Suatu
hari, saat petang hampir menjelang sesosok gadis aku temukan di bawah bayangan.
Bulan belum tampak, tapi remah perjalanan gadis ini jelas tertempel dalam tiap
gerakannya. Rambut hitam panjangnya menjuntai setiap kali angin memainkannya. Senyum
manisnya selalu terkembang merekah dalam tiap ucapannya. Betapa kental rasa
bahagianya.
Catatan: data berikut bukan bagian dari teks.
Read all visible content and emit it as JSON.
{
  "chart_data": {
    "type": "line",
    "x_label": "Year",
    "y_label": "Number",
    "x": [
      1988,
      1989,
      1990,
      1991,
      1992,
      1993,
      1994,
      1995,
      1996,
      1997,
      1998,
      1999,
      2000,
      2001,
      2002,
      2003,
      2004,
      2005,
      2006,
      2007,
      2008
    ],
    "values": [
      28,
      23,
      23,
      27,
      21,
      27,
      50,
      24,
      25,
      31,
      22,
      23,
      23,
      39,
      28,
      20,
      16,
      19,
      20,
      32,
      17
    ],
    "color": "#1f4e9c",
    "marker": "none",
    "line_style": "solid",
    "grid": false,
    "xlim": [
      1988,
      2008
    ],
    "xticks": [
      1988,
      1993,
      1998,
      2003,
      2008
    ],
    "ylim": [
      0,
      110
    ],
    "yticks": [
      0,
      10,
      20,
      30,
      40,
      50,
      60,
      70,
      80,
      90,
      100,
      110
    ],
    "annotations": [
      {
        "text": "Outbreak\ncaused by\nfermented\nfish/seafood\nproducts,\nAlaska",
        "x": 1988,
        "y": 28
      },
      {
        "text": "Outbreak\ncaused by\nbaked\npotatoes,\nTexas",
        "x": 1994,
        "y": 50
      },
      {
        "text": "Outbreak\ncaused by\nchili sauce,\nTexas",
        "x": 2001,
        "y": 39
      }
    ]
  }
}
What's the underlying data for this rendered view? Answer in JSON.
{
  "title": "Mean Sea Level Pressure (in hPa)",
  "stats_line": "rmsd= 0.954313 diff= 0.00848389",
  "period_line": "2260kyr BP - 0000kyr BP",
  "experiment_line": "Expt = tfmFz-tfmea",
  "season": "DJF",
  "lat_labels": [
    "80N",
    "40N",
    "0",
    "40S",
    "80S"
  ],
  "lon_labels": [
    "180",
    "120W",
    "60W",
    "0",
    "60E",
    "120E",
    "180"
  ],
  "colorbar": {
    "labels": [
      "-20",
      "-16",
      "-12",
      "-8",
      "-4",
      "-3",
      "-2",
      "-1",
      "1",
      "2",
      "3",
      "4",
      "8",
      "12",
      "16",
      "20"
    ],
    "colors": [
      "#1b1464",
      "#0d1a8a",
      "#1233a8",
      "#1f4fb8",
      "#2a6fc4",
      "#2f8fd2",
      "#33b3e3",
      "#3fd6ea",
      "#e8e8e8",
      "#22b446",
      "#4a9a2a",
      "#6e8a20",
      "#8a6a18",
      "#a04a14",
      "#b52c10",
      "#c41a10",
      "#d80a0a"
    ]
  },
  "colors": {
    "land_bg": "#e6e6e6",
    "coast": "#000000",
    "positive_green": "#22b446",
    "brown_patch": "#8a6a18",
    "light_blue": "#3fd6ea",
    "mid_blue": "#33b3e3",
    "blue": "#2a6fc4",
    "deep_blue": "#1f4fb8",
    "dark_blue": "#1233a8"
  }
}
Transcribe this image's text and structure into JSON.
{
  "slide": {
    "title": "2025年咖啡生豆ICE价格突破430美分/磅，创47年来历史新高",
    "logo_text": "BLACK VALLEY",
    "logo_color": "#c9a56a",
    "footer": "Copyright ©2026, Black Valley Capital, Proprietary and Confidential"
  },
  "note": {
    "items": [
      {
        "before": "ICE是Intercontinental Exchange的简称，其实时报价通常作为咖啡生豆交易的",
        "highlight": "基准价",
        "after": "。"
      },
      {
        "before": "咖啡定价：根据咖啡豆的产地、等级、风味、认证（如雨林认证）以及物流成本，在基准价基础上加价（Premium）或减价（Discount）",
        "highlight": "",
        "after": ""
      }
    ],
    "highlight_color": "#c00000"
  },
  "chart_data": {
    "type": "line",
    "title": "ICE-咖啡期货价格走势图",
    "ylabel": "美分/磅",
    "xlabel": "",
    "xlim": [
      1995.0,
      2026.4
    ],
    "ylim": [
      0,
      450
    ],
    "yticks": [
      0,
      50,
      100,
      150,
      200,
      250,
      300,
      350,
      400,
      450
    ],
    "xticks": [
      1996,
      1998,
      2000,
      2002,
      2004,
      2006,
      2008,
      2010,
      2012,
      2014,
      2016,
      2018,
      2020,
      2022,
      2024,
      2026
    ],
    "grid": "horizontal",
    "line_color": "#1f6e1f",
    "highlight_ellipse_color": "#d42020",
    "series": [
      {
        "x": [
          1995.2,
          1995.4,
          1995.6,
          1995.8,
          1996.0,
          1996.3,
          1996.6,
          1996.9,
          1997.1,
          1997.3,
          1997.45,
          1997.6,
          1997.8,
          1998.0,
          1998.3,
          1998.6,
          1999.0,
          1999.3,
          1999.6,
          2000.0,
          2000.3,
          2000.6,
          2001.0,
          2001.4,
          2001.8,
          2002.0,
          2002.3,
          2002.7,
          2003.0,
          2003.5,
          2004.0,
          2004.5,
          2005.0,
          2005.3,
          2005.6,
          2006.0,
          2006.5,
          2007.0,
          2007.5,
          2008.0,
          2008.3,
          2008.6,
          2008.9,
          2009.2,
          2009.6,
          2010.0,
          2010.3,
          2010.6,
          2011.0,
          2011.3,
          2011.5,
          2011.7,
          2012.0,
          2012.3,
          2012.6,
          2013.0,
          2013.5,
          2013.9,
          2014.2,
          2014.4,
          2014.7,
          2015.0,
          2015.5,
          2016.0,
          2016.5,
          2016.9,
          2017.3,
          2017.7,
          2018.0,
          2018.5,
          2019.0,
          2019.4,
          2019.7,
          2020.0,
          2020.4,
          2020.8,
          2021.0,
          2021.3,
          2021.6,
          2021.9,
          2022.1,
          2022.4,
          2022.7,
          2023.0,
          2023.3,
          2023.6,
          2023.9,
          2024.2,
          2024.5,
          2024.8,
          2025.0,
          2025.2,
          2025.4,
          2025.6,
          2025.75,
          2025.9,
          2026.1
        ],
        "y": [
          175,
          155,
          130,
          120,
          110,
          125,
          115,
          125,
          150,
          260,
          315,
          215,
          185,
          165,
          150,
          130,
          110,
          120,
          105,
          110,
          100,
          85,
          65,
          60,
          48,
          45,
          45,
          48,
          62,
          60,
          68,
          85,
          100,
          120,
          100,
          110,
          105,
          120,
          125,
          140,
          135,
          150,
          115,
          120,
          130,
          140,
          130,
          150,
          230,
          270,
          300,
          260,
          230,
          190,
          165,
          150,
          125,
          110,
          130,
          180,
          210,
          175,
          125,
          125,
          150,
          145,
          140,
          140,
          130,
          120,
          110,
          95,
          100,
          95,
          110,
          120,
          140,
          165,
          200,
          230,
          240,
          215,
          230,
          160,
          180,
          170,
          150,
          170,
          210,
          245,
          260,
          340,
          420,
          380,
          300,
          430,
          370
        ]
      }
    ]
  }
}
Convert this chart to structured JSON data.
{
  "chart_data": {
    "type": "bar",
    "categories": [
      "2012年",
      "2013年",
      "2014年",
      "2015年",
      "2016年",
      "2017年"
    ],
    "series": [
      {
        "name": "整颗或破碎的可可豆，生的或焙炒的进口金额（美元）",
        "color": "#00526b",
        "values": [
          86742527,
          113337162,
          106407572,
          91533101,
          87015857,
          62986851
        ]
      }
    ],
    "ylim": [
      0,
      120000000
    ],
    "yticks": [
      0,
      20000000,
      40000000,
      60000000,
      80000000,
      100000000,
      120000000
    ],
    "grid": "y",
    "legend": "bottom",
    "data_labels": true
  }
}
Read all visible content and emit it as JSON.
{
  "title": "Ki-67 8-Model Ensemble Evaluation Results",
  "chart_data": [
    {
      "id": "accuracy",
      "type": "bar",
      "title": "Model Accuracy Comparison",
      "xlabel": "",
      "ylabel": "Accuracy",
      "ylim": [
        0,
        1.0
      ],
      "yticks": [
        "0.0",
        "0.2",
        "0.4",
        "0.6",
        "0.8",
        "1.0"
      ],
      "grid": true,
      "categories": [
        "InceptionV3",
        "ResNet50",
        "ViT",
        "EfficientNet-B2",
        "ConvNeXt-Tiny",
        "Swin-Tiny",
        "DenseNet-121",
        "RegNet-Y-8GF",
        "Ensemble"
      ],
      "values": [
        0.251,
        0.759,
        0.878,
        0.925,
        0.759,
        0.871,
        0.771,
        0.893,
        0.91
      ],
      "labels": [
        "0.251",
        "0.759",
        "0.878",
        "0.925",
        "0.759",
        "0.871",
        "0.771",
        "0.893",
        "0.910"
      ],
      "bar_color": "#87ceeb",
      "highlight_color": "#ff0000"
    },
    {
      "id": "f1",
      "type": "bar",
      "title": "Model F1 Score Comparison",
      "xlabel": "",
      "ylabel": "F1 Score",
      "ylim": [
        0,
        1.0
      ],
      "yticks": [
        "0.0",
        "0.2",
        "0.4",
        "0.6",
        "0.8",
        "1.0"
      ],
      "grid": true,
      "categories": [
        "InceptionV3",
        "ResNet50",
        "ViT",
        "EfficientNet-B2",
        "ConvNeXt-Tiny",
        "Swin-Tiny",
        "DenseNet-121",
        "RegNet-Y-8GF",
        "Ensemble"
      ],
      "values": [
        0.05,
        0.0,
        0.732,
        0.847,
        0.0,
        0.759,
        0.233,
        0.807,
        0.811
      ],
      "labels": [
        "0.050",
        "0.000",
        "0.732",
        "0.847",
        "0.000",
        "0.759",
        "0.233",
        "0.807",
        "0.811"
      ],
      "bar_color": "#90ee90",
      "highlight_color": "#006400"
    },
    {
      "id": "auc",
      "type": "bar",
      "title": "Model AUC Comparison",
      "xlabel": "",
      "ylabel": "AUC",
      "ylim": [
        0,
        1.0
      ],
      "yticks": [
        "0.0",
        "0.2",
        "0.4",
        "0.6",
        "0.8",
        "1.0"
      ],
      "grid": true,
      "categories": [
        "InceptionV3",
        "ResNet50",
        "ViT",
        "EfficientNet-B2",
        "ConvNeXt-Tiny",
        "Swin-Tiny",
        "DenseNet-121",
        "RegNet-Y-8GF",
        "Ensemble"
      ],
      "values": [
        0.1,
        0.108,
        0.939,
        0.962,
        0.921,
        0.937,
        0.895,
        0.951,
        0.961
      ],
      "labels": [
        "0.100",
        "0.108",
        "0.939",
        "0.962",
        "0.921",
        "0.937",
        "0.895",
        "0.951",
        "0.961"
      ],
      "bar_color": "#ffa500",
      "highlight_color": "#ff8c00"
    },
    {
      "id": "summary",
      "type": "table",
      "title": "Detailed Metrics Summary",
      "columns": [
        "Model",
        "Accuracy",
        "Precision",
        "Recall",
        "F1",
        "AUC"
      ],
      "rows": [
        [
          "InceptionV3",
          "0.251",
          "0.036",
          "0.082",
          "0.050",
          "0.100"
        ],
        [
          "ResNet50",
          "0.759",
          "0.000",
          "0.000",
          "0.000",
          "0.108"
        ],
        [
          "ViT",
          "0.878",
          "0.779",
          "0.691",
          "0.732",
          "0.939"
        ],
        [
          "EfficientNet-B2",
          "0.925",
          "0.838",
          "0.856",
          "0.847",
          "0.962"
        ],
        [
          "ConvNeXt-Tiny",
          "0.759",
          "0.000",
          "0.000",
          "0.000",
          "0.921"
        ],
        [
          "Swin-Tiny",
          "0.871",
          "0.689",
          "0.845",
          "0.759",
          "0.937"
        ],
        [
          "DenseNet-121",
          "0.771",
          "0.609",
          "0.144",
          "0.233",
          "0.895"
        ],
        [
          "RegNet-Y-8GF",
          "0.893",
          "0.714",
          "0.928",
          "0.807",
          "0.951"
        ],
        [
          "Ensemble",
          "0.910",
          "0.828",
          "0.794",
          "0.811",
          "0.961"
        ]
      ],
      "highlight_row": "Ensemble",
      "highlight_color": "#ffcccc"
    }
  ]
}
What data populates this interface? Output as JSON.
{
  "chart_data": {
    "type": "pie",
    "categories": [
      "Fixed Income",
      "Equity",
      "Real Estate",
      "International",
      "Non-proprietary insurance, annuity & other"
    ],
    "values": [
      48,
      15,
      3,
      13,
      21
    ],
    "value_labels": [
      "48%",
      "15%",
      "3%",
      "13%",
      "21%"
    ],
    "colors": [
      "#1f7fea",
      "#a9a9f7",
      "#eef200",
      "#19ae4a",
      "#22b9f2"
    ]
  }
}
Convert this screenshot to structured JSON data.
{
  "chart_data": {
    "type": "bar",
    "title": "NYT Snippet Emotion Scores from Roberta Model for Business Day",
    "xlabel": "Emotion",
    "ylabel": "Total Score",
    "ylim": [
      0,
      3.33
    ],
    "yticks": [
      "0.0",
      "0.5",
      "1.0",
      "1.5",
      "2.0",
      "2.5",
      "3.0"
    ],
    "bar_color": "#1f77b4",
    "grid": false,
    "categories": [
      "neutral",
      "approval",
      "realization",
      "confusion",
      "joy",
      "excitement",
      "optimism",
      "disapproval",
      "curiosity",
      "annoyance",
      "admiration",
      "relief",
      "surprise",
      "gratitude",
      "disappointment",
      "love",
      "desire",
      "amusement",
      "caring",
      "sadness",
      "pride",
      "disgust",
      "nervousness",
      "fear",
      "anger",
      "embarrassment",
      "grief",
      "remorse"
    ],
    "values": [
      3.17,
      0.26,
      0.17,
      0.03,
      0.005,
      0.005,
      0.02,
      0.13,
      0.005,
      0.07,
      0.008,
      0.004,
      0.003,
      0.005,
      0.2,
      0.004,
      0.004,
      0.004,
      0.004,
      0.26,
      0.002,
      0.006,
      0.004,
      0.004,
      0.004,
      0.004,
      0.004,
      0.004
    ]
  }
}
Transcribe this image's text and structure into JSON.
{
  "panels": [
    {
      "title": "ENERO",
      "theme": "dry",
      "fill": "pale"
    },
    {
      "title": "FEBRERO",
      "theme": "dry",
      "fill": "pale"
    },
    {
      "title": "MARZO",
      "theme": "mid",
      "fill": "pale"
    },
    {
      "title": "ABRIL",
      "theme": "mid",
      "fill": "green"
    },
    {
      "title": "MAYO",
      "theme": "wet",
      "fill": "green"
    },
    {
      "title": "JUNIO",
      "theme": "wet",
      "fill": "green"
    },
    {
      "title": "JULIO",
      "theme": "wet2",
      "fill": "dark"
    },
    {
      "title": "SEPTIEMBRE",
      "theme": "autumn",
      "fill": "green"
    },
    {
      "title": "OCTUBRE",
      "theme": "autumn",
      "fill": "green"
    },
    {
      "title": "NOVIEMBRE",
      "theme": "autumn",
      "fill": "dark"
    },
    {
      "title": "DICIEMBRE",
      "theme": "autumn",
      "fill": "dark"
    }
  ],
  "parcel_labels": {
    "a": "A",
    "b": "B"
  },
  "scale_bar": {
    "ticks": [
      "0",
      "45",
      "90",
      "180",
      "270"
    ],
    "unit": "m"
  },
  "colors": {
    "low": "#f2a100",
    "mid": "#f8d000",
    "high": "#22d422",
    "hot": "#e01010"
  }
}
Aku selalu tersentuh oleh tatapan mata sayunya. Begitu ayu gambaran
yang aku lihat tentang sosoknya. Lambaian lembut gaun yang ia kenakan, tak
jelas abu tak serupa dengan hitam. Tapi tiap kali angin menggerakkannya, seperti
ada bahasa yang ia titipkan bersamanya. Lembut, teduh, dan menenangkan. Kata-katanya
mengalir syahdu saat mengucapkan namanya.
“Aku dinamai, Hujan.”
Satu
kalimat yang membuatku mengenalnya. Dia, hujan. Jatuh syahdu meneduhkan,
mendamaikan dalam tiap tetesannya. Mengalir tanpa menimbang alur jalan yang
membawanya. Kalimat-kalimatku mengalir tanpa batasan saat bersamanya. Badanku
selalu saja terpaku memerhatikan tiap langkahnya. Setiap kata yang ia ucapkan. Seperti
untaian lagu yang sayup-sayup ditiup angin. Aku sangat yakin, ia benar-benar
disiapkan untuk orang yang istimewa. Betapa tidak. Karena gadis ini benar-benar
istimewa. Pun jika aku bisa menjadi begitu istimewa untuk mengenalnya, aku akan
merasa begitu bahagia.
Tak
sekalipun aku pernah menghitung tiap titik kami bertemu. Tiap kata yang kami
bagi bersama. Tiap kalimat yang mengalir begitu saja untuknya. Aku seperti
telah lupa beberapa tujuan yang sempat aku siapkan. Aku seperti terjatuh dan
tersangkut dalam aliran syahdunya. Gadis ini, benar-benar seperti hujan. Tiap kali
dia berucap, tiap kali wajahnya nampak. Ada syahdu yang hadir dan
menghanyutkanku. Sekalipun aku tahu, untuk siapa senyum itu merekah di
wajahnya. Tak sekalipun aku membayangkan senyum itu akan memudar dari wajahnya.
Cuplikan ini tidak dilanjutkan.